Relation To Min-max Theorems
In all graphs, the clique number provides a lower bound for the chromatic number, as all vertices in a clique must be assigned distinct colors in any proper coloring. The perfect graphs are those for which this lower bound is tight, not just in the graph itself but in all of its induced subgraphs. For graphs that are not perfect, the chromatic number and clique number can differ; for instance, a cycle of length five requires three colors in any proper coloring but its largest clique has size two.

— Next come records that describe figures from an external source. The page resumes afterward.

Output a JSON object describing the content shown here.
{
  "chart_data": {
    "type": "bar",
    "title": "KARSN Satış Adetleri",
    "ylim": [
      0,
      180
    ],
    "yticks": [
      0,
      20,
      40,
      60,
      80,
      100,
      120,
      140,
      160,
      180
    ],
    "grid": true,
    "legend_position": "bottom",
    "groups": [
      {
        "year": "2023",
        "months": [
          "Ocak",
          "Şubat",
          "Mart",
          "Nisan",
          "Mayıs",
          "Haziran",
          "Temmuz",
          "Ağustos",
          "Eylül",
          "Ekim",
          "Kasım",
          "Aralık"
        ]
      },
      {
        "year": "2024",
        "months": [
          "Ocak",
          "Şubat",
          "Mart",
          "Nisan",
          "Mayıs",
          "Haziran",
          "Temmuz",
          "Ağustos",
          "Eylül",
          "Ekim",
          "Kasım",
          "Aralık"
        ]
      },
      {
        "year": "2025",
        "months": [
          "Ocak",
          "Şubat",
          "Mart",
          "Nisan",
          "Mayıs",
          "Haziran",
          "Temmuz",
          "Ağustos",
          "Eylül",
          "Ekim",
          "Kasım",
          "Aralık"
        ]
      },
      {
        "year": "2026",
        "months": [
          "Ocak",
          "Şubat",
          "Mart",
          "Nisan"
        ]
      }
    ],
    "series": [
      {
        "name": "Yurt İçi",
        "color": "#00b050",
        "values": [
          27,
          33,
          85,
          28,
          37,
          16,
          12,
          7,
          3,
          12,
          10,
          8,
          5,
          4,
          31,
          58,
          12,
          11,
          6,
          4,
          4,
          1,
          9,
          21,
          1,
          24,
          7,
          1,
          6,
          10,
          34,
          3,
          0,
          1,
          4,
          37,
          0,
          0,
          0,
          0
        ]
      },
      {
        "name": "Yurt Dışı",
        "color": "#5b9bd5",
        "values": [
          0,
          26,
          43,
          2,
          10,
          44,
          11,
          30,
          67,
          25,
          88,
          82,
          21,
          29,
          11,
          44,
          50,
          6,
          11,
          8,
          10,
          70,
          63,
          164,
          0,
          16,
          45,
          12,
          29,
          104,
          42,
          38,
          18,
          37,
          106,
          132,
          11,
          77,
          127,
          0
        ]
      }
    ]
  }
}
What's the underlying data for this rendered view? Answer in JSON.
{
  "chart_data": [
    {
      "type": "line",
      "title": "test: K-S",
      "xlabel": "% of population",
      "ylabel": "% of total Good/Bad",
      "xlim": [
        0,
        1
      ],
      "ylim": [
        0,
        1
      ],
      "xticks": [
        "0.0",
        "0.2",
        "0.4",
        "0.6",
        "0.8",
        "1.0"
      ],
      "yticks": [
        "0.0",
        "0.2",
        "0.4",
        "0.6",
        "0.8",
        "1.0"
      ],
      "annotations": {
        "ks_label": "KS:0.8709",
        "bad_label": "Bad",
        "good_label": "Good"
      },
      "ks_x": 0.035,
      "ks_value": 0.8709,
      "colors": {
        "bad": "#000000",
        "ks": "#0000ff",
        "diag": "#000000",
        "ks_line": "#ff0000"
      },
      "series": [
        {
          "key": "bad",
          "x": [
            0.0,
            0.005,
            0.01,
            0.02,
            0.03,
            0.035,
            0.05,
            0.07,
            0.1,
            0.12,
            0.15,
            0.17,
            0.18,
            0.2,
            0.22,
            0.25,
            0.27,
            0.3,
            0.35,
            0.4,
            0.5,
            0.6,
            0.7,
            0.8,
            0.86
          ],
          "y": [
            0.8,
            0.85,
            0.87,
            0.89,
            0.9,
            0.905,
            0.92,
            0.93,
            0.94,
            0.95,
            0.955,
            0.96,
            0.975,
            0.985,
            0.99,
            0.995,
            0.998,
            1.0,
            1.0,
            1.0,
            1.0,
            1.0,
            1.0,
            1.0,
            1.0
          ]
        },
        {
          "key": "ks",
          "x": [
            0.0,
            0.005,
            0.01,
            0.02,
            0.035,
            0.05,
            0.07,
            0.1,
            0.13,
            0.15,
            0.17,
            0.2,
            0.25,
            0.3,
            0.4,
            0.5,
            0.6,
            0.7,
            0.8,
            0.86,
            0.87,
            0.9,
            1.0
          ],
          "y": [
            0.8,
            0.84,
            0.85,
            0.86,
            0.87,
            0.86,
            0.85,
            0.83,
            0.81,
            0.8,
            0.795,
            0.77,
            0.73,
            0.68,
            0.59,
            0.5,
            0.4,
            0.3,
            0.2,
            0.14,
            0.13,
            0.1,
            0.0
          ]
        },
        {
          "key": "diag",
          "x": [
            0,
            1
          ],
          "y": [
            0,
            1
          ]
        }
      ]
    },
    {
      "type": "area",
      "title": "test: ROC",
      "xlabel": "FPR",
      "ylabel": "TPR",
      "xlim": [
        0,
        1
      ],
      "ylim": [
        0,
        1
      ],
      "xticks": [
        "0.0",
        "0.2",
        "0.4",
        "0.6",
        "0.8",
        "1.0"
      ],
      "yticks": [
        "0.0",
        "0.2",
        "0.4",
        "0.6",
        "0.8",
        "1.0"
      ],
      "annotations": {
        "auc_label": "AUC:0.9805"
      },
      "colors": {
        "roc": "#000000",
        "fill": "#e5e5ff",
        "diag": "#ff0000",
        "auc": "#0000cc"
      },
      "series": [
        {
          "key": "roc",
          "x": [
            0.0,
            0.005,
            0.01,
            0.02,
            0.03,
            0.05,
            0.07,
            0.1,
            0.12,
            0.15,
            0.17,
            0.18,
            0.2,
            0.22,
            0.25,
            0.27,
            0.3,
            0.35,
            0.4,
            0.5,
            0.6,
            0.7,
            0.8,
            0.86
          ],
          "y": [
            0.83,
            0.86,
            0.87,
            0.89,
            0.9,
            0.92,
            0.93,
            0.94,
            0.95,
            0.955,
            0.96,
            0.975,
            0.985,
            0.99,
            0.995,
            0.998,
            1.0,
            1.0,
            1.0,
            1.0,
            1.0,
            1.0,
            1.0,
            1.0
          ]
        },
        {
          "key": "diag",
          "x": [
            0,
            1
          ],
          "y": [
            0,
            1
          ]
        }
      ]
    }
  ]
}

A proof that a class of graphs is perfect can be seen as a min-max theorem: the minimum number of colors needed for these graphs equals the maximum size of a clique. Many important min-max theorems in combinatorics can be expressed in these terms. For instance, Dilworth's theorem states that the minimum number of chains in a partition of a partially ordered set into chains equals the maximum size of an antichain, and can be rephrased as stating that the complements of comparability graphs are perfect. Mirsky's theorem states that the minimum number of antichains into a partition into antichains equals the maximum size of a chain, and corresponds in the same way to the perfection of comparability graphs.
The perfection of permutation graphs is equivalent to the statement that, in every sequence of ordered elements, the length of the longest decreasing subsequence equals the minimum number of sequences in a partition into increasing subsequences. The Erdős–Szekeres theorem is an easy consequence of this statement.
König's theorem in graph theory states that a minimum vertex cover in a bipartite graph corresponds to a maximum matching, and vice versa; it can be interpreted as the perfection of the complements of bipartite graphs. Another theorem about bipartite graphs, that their chromatic index equals their maximum degree, is equivalent to the perfection of the line graphs of bipartite graphs.